Suara ketukan terdengar di luar pintu kamar Melisa memaksanya membuka mata. Susah payah ia berusaha untuk terlelap, tapi kini ia harus kembali harus terjaga karena suara ketukan tersebut.

Sedikit malas Melisa menyingkap selimut dan bangkit dari ranjangnya. Wajah Fitri sang ibu adalah yang pertama tertangkap pandangan saat Melisa membuka pintu.

"Ibu, ada apa?" tanya Melisa pada Fitri Ibunya.

Wanita paruh baya itu tersenyum sebelum berkata, "Ibu bisa bicara sebentar, Mel?"

Melisa mengernyitkan kening heran. "Bicara di dalam saja, Bu," ajak Melisa.

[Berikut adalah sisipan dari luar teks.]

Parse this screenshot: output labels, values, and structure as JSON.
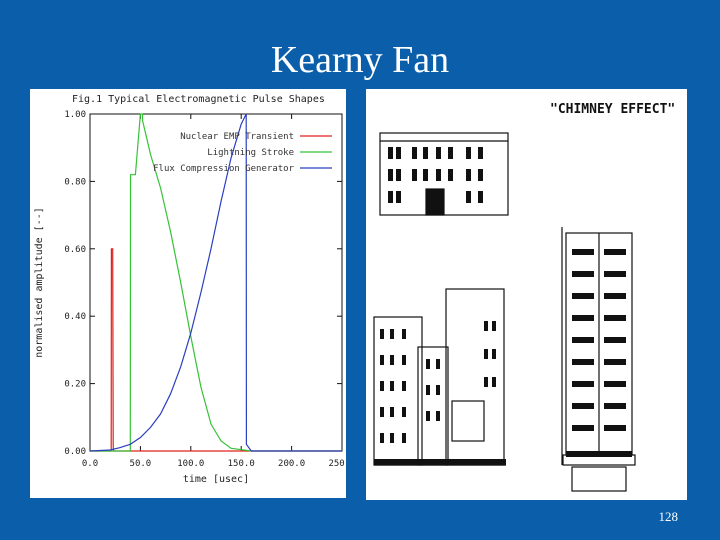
{
  "slide": {
    "title": "Kearny Fan",
    "page_number": "128"
  },
  "colors": {
    "background": "#0b5faa",
    "nuclear": "#e0201c",
    "lightning": "#36c236",
    "flux": "#2a3fc0"
  },
  "chart_data": {
    "type": "line",
    "title": "Fig.1 Typical Electromagnetic Pulse Shapes",
    "xlabel": "time [usec]",
    "ylabel": "normalised amplitude [--]",
    "xlim": [
      0,
      250
    ],
    "ylim": [
      0,
      1
    ],
    "x_ticks": [
      "0.0",
      "50.0",
      "100.0",
      "150.0",
      "200.0",
      "250.0"
    ],
    "y_ticks": [
      "0.00",
      "0.20",
      "0.40",
      "0.60",
      "0.80",
      "1.00"
    ],
    "x_tick_values": [
      0,
      50,
      100,
      150,
      200,
      250
    ],
    "y_tick_values": [
      0,
      0.2,
      0.4,
      0.6,
      0.8,
      1.0
    ],
    "legend_position": "top-right",
    "grid": false,
    "series": [
      {
        "name": "Nuclear EMP Transient",
        "color": "#e0201c",
        "x": [
          0,
          21,
          21.2,
          22.5,
          23,
          23.2,
          250
        ],
        "y": [
          0,
          0,
          0.6,
          0.6,
          0.02,
          0,
          0
        ]
      },
      {
        "name": "Lightning Stroke",
        "color": "#36c236",
        "x": [
          0,
          40,
          40.2,
          45,
          50,
          52,
          52.2,
          60,
          70,
          80,
          90,
          100,
          110,
          120,
          130,
          140,
          160,
          250
        ],
        "y": [
          0,
          0,
          0.82,
          0.82,
          1.0,
          1.0,
          0.98,
          0.88,
          0.78,
          0.65,
          0.5,
          0.34,
          0.19,
          0.08,
          0.03,
          0.008,
          0,
          0
        ]
      },
      {
        "name": "Flux Compression Generator",
        "color": "#2a3fc0",
        "x": [
          0,
          20,
          30,
          40,
          50,
          60,
          70,
          80,
          90,
          100,
          110,
          120,
          130,
          140,
          150,
          155,
          155.2,
          160,
          250
        ],
        "y": [
          0,
          0.003,
          0.01,
          0.02,
          0.04,
          0.07,
          0.11,
          0.17,
          0.25,
          0.35,
          0.47,
          0.6,
          0.74,
          0.87,
          0.97,
          1.0,
          0.02,
          0,
          0
        ]
      }
    ]
  },
  "illustration": {
    "caption": "\"CHIMNEY EFFECT\""
  }
}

Kedua perempuan beda generasi itu duduk di pinggiran ranjang. Melisa menatap ibunya yang terlihat sedang gelisah. Kerutan di dahi perempuan yang paling Melisa sayang, menjelaskan kegelisahan wanita itu.

"katanya ada yang ingin Ibu bicarakan?" tanya Melisa saat melihat ibunya hanya diam. "Kenapa sekarang hanya diam?"

Fitri menghela nafas kasar. Seperti ia merasa berat untuk memberitahukan pada Melisa perihal kegelisahannya saat ini. Walau begitu, ia tetap harus menjelaskan pada Melisa.

"Ibu ingin menyampaikan amanat ayahmu. Yang sudah lama Ibu sembunyikan dari kamu," kata Fitri memulai.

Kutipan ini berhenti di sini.